The Dáil was never informed of this policy. Even in 1989, when it became clear that something fishy was going on in relation to vast amounts of Irish export credits being given to Iraq, queries from TDs were snagged in a thicket of obfuscations, evasions and downright lies. In fact, it cost the taxpayer a small fortune in legal fees at the beef tribunal to get even a limited glimpse at what had gone on.

We can now see, of course, that this was a stupid and shameful policy. It was morally and politically wrong for the US to support Saddam and for Ireland to follow the American lead. It was unacceptable for an Irish government to adopt a secret foreign policy.

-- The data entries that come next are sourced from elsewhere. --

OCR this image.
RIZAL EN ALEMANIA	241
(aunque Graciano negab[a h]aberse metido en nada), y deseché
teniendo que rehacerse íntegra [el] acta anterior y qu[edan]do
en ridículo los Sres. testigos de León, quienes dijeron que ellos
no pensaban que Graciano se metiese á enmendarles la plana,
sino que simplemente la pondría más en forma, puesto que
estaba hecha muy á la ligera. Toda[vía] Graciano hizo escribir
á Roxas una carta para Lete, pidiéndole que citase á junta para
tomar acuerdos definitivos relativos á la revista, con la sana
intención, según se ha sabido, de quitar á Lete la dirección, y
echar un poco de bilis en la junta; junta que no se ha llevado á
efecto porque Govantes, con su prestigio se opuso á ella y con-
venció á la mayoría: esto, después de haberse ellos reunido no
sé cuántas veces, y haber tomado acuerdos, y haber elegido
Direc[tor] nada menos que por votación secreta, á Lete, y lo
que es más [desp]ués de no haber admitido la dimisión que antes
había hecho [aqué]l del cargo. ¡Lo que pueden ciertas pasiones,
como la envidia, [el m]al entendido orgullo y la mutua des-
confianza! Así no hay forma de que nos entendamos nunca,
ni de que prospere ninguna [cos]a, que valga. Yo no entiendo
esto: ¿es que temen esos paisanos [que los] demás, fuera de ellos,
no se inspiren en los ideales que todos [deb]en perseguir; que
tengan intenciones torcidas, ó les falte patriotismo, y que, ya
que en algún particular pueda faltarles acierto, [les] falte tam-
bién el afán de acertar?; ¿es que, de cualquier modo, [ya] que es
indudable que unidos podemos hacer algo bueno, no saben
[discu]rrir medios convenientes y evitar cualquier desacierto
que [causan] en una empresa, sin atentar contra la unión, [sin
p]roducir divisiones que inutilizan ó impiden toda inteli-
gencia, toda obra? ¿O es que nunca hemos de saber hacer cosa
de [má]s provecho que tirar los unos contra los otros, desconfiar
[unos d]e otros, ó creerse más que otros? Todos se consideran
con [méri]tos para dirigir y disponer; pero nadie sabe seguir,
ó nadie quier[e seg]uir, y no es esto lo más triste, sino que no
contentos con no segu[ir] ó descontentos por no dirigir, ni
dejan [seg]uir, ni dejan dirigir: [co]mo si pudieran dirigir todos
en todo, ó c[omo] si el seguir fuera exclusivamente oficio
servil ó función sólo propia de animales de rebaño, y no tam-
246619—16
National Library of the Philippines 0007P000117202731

Back then, knee-jerk, pro-Americanism and contempt for democratic safeguards created what was subsequently acknowledged to be one of the biggest public policy disasters in the history of the State. Today, falling in line with a different US policy on Iraq without real democratic scrutiny could be just as foolish.

America's best friends in the late 1980s were those who tried to suggest that shoring up a vicious regime like Saddam's was simply storing up trouble. Ireland's best friends at the same time were those who tried to ask questions about a secret policy that turned out to be an outrageous scandal.

The lessons ought to be obvious. The US often makes bad foreign policy decisions, which is why its real friends are often those who retain their capacity for independent judgment. Secret policies are usually stupid ones. An open account of the Government's true policy on Iraq is essential both to our self-interest and our self-respect.